Selama di kereta, aku dan Tara mengobrol banyak hal di gerbong restorasi. Termasuk tentang keberangkatanku melancong ini. Sebenarnya, impian jalan-jalan ke Thailand muncul saat aku pertama kali tiba di bandara Juanda setahun yang lalu sesaat setelah pesawat landing dari Bandara Changi, Singapore. Tapi, saat itu aku rasa pergi ke Thailand hanyalah mimpi belaka. Karena, aku tidak tahu apakah aku bisa pergi ke luar negeri lagi. Di tambah Akmal mengatakan banyak hal tanda dia tidak tertarik ke luar negeri lagi.
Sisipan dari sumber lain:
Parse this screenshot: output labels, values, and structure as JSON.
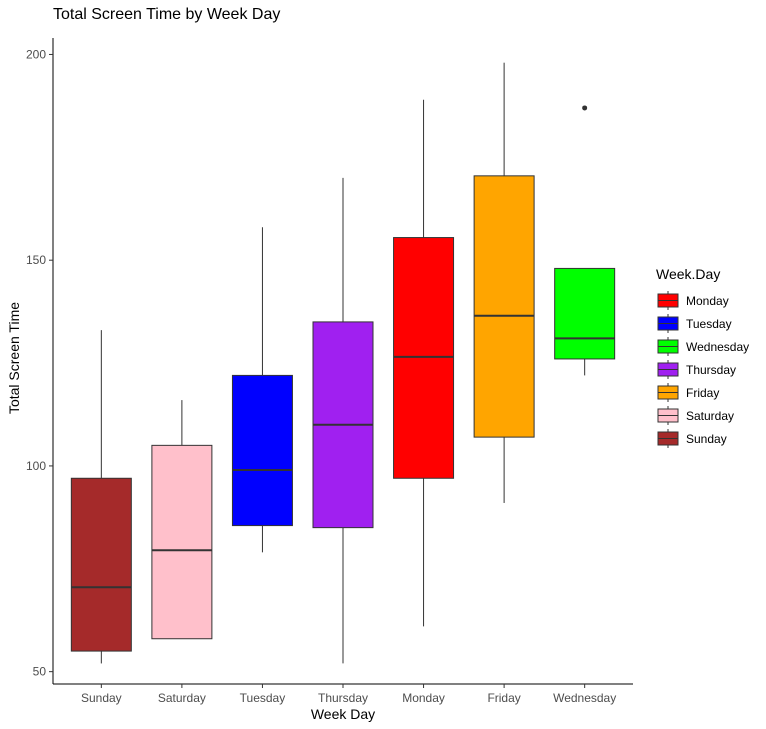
{
  "chart_data": {
    "type": "box",
    "title": "Total Screen Time by Week Day",
    "xlabel": "Week Day",
    "ylabel": "Total Screen Time",
    "ylim": [
      47,
      204
    ],
    "yticks": [
      50,
      100,
      150,
      200
    ],
    "grid": false,
    "legend_title": "Week.Day",
    "legend_position": "right",
    "categories": [
      "Sunday",
      "Saturday",
      "Tuesday",
      "Thursday",
      "Monday",
      "Friday",
      "Wednesday"
    ],
    "boxes": [
      {
        "category": "Sunday",
        "min": 52,
        "q1": 55,
        "median": 70.5,
        "q3": 97,
        "max": 133,
        "outliers": [],
        "color": "#A52A2A"
      },
      {
        "category": "Saturday",
        "min": 58,
        "q1": 58,
        "median": 79.5,
        "q3": 105,
        "max": 116,
        "outliers": [],
        "color": "#FFC0CB"
      },
      {
        "category": "Tuesday",
        "min": 79,
        "q1": 85.5,
        "median": 99,
        "q3": 122,
        "max": 158,
        "outliers": [],
        "color": "#0000FF"
      },
      {
        "category": "Thursday",
        "min": 52,
        "q1": 85,
        "median": 110,
        "q3": 135,
        "max": 170,
        "outliers": [],
        "color": "#A020F0"
      },
      {
        "category": "Monday",
        "min": 61,
        "q1": 97,
        "median": 126.5,
        "q3": 155.5,
        "max": 189,
        "outliers": [],
        "color": "#FF0000"
      },
      {
        "category": "Friday",
        "min": 91,
        "q1": 107,
        "median": 136.5,
        "q3": 170.5,
        "max": 198,
        "outliers": [],
        "color": "#FFA500"
      },
      {
        "category": "Wednesday",
        "min": 122,
        "q1": 126,
        "median": 131,
        "q3": 148,
        "max": 148,
        "outliers": [
          187
        ],
        "color": "#00FF00"
      }
    ],
    "legend": [
      {
        "label": "Monday",
        "color": "#FF0000"
      },
      {
        "label": "Tuesday",
        "color": "#0000FF"
      },
      {
        "label": "Wednesday",
        "color": "#00FF00"
      },
      {
        "label": "Thursday",
        "color": "#A020F0"
      },
      {
        "label": "Friday",
        "color": "#FFA500"
      },
      {
        "label": "Saturday",
        "color": "#FFC0CB"
      },
      {
        "label": "Sunday",
        "color": "#A52A2A"
      }
    ]
  }
}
"Mungkin pergi ke Singapore Malaysia kemarin jadi travelling terakhirku ke luar negeri selama di STAN"
"Jangan ke Thailand, banyak copet. Mending ke Hongkong aja."
"Mau kalau budgetnya di bawah 2 juta"

Tapi, tetap aku ingin pergi ke sana. Hingga akhirnya bulan Februari 2017 aku mengajak Akmal ditambah Daru dan Elda untuk pergi ke Thailand selama 4 hari 3 malam. Saat itu, tiket cenderung mahal dan kami merencanakan budget 2,5 juta selama itu. Daru dan Elda awalnya semangat, sedangkan Akmal masih pesimis dan berharap budgetnya bisa turun. Saat itu, walaupun kami sudah grup yang kami beri nama "melancong", namun pergi ke Thailand hanya sebatas mimpi. Saja.
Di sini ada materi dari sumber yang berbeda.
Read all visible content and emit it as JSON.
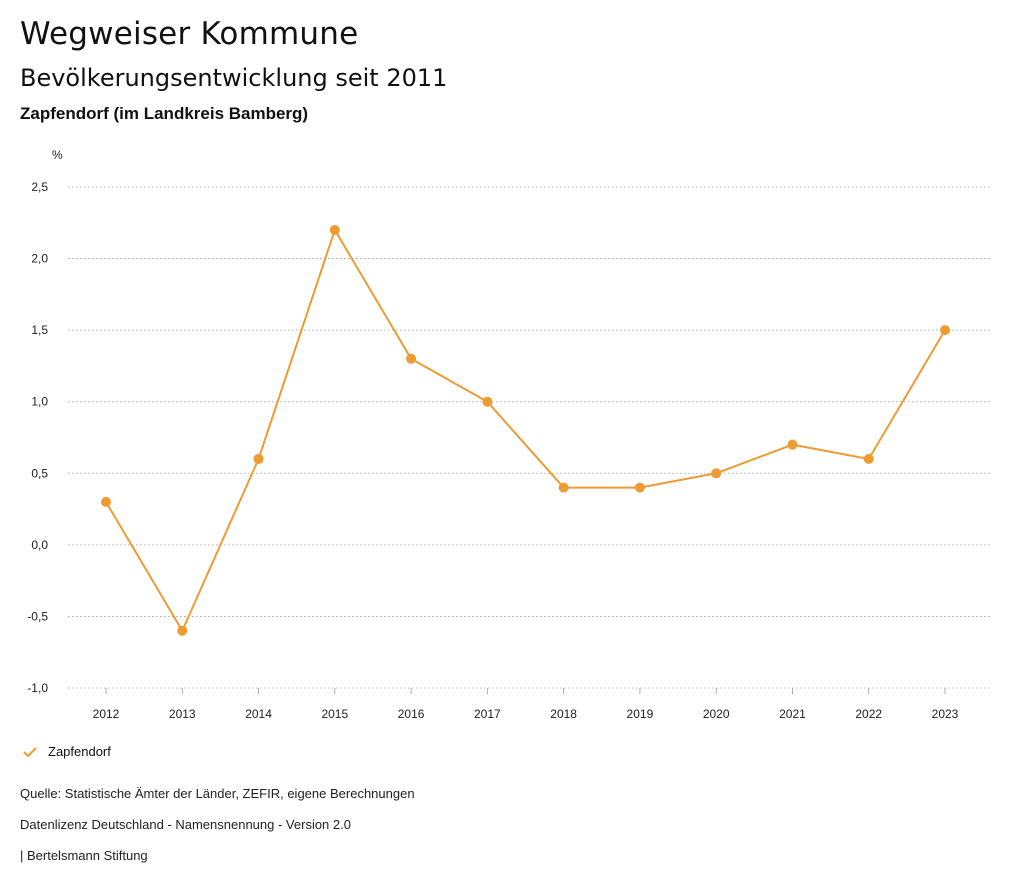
{
  "header": {
    "title": "Wegweiser Kommune",
    "subtitle": "Bevölkerungsentwicklung seit 2011",
    "region": "Zapfendorf (im Landkreis Bamberg)"
  },
  "chart_data": {
    "type": "line",
    "unit_label": "%",
    "x": [
      "2012",
      "2013",
      "2014",
      "2015",
      "2016",
      "2017",
      "2018",
      "2019",
      "2020",
      "2021",
      "2022",
      "2023"
    ],
    "series": [
      {
        "name": "Zapfendorf",
        "color": "#ED9B33",
        "values": [
          0.3,
          -0.6,
          0.6,
          2.2,
          1.3,
          1.0,
          0.4,
          0.4,
          0.5,
          0.7,
          0.6,
          1.5
        ]
      }
    ],
    "ylim": [
      -1.0,
      2.5
    ],
    "yticks": [
      2.5,
      2.0,
      1.5,
      1.0,
      0.5,
      0.0,
      -0.5,
      -1.0
    ],
    "ytick_labels": [
      "2,5",
      "2,0",
      "1,5",
      "1,0",
      "0,5",
      "0,0",
      "-0,5",
      "-1,0"
    ],
    "grid": true,
    "legend_position": "bottom-left"
  },
  "legend": {
    "label": "Zapfendorf"
  },
  "footer": {
    "source": "Quelle: Statistische Ämter der Länder, ZEFIR, eigene Berechnungen",
    "license": "Datenlizenz Deutschland - Namensnennung - Version 2.0",
    "publisher": "| Bertelsmann Stiftung"
  }
}
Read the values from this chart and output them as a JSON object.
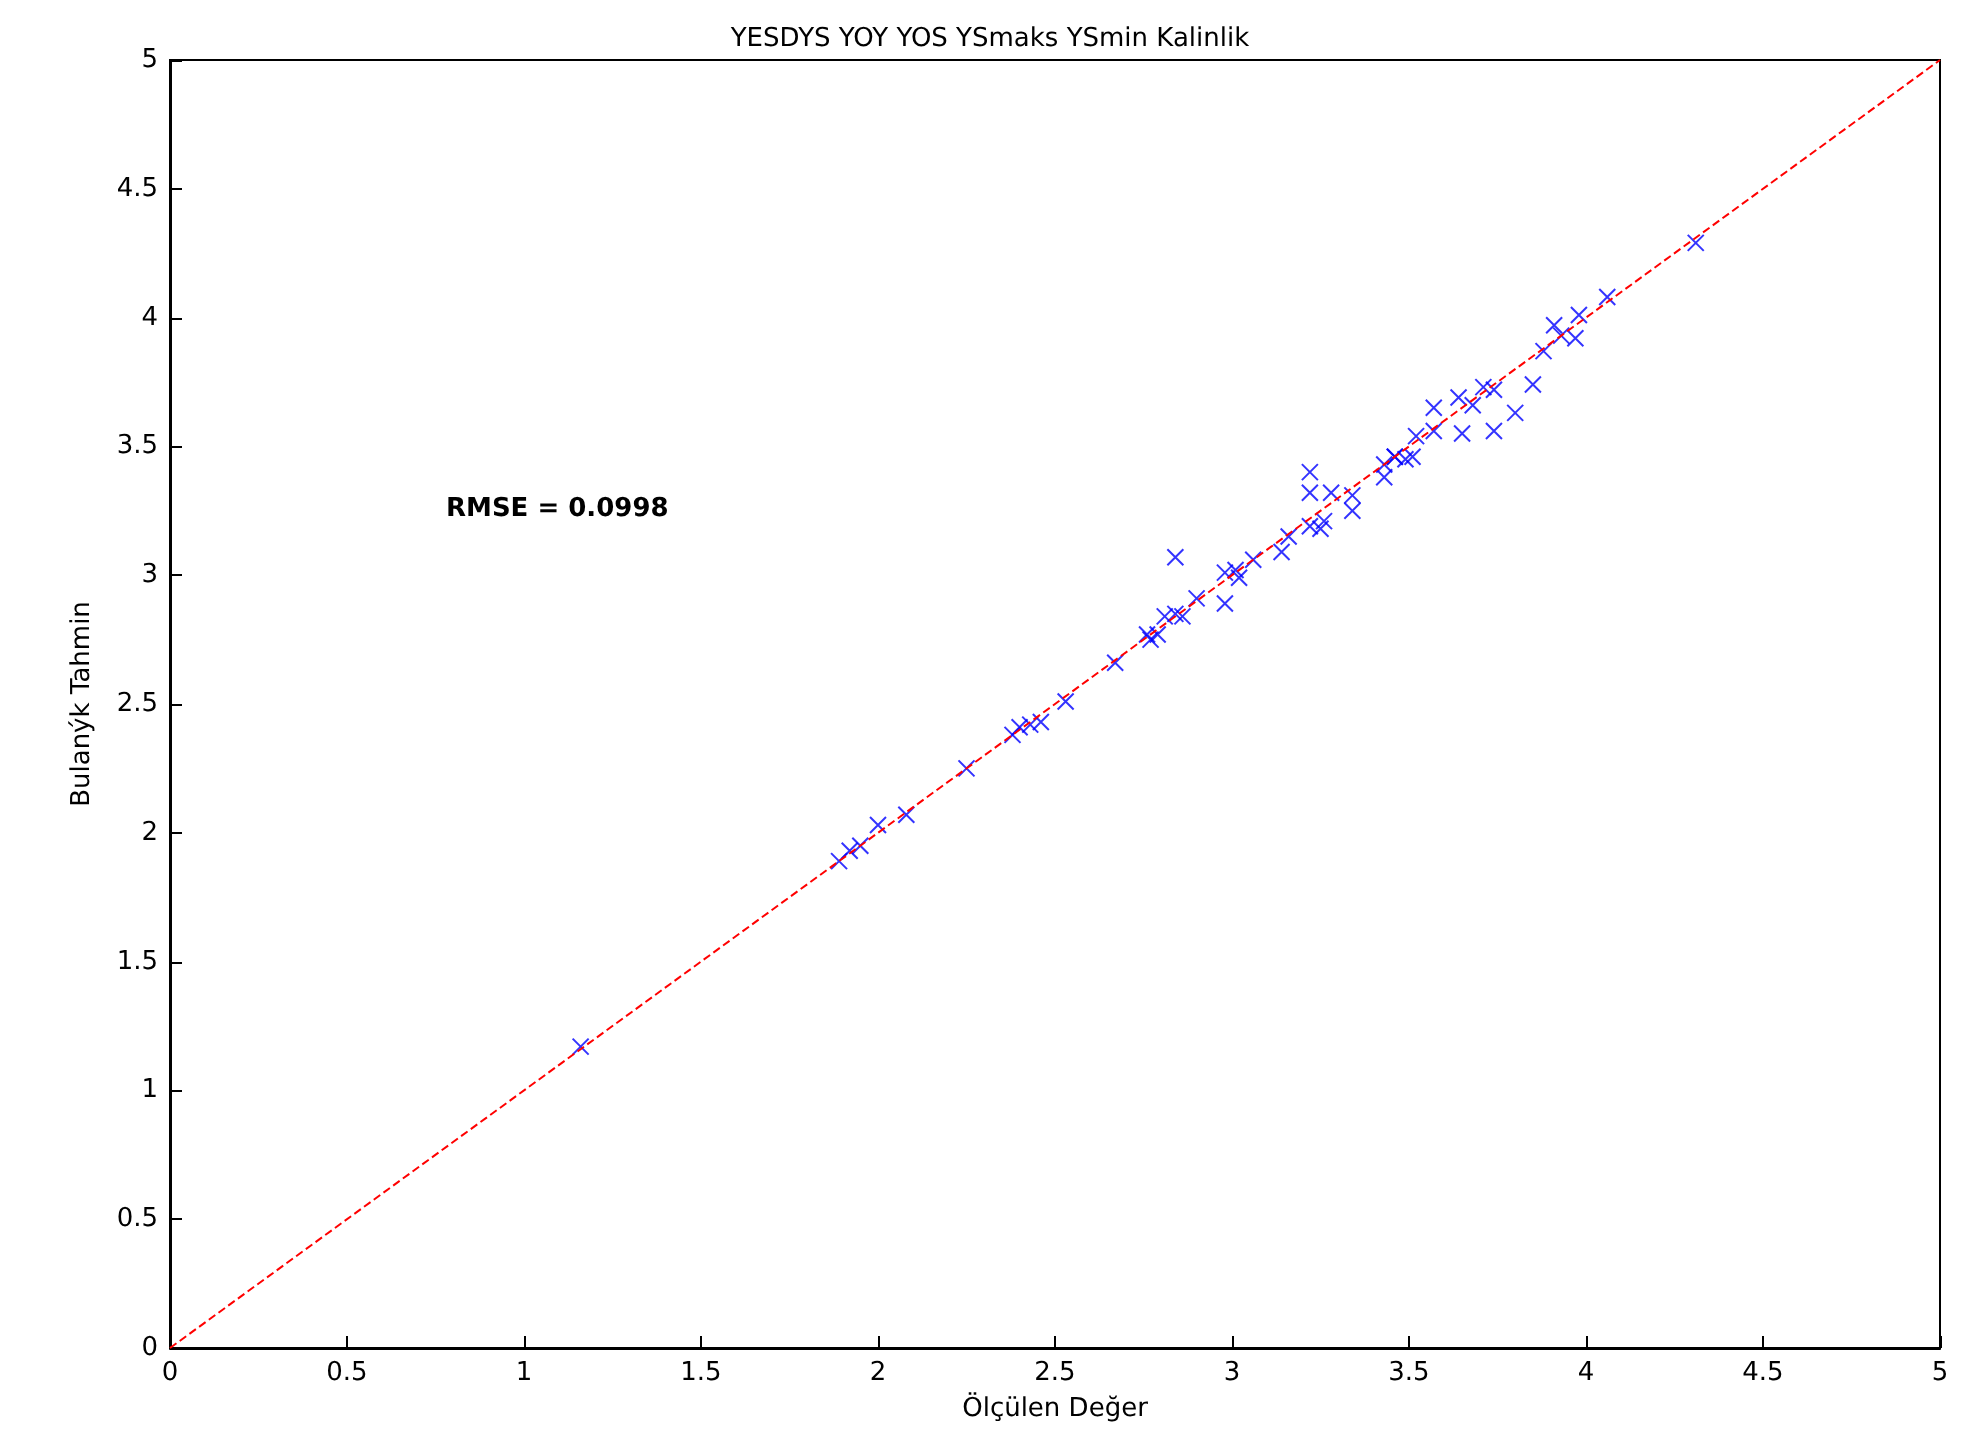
{
  "chart_data": {
    "type": "scatter",
    "title": "YESDYS YOY YOS YSmaks YSmin Kalinlik",
    "xlabel": "Ölçülen Değer",
    "ylabel": "Bulanýk Tahmin",
    "annotations": [
      "RMSE = 0.0998"
    ],
    "xlim": [
      0,
      5
    ],
    "ylim": [
      0,
      5
    ],
    "xticks": [
      0,
      0.5,
      1,
      1.5,
      2,
      2.5,
      3,
      3.5,
      4,
      4.5,
      5
    ],
    "yticks": [
      0,
      0.5,
      1,
      1.5,
      2,
      2.5,
      3,
      3.5,
      4,
      4.5,
      5
    ],
    "grid": false,
    "marker": "cross",
    "series": [
      {
        "color": "#0000ff",
        "x": [
          1.16,
          1.89,
          1.92,
          1.95,
          2.0,
          2.08,
          2.25,
          2.38,
          2.4,
          2.43,
          2.46,
          2.53,
          2.67,
          2.76,
          2.77,
          2.79,
          2.81,
          2.84,
          2.86,
          2.9,
          2.84,
          2.98,
          2.98,
          3.01,
          3.02,
          3.06,
          3.14,
          3.16,
          3.22,
          3.25,
          3.26,
          3.22,
          3.22,
          3.28,
          3.34,
          3.34,
          3.43,
          3.43,
          3.46,
          3.49,
          3.51,
          3.46,
          3.52,
          3.57,
          3.57,
          3.65,
          3.74,
          3.64,
          3.68,
          3.71,
          3.74,
          3.8,
          3.85,
          3.88,
          3.91,
          3.93,
          3.97,
          3.98,
          4.06,
          4.31
        ],
        "values": [
          1.17,
          1.89,
          1.93,
          1.95,
          2.03,
          2.07,
          2.25,
          2.38,
          2.41,
          2.42,
          2.43,
          2.51,
          2.66,
          2.77,
          2.75,
          2.77,
          2.84,
          2.85,
          2.84,
          2.91,
          3.07,
          2.89,
          3.01,
          3.02,
          2.99,
          3.06,
          3.09,
          3.15,
          3.19,
          3.18,
          3.21,
          3.4,
          3.32,
          3.32,
          3.31,
          3.25,
          3.38,
          3.43,
          3.46,
          3.45,
          3.46,
          3.46,
          3.54,
          3.56,
          3.65,
          3.55,
          3.56,
          3.69,
          3.66,
          3.73,
          3.72,
          3.63,
          3.74,
          3.87,
          3.97,
          3.93,
          3.92,
          4.01,
          4.08,
          4.29
        ]
      },
      {
        "type": "line",
        "color": "#ff0000",
        "line_style": "dashed",
        "marker": "none",
        "x": [
          0,
          5
        ],
        "values": [
          0,
          5
        ]
      }
    ]
  }
}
Juni 2017. Jarkoman final call seperti biasanya kembali muncul. Dengan tiket PP sebesar 800.000 Jakarta-Thailand, aku mengajak Darwan untuk pergi ke Thailand. Darwan yang juga antusias mulai mengajak teman-teman lainnya. Jadilah, aku, Darwan, dan teman-temannya yang antusias membuat sebuah grup multichat. Sayang sekali, saat kami mencoba memesan tiket final call tersebut ternyata tiketnya sudah ludes. Aku memberikan opsi kepada mereka mau menunggu tiket final call bulan depan (yang berarti kesempatan terakhir) atau pesan mandiri saja di web-web maskapai dan berharap mendapat tiket murah, namun aku menyarankan backpacker selama 9 hari dengan budget pesawat yang aku tuliskan di atas. Mereka memilih opsi kedua 9 hari, budget tiket pesawat 1,5 juta. Aku berkata kepada mereka mungkin travelling kali ini akan memakan dana 4 juta, sehingga kami mencoba danusan dan berdagang apapun itu. Tapi, nanti akan aku ceritakan bagaimana budget 4 juta tadi bisa kami tekan dan hanya menghabiskan sebanyak 2,5 juta. Itu pun belum dikurangi dana hasil berdagang kami berempat.

Tak terasa kereta sudah sampai di Pasar Senen. Aku berpisah dengan Tara begitu aku mengantarkannya ke rumah dan aku kembali ke kos. Besok adalah hari besar, pikirku.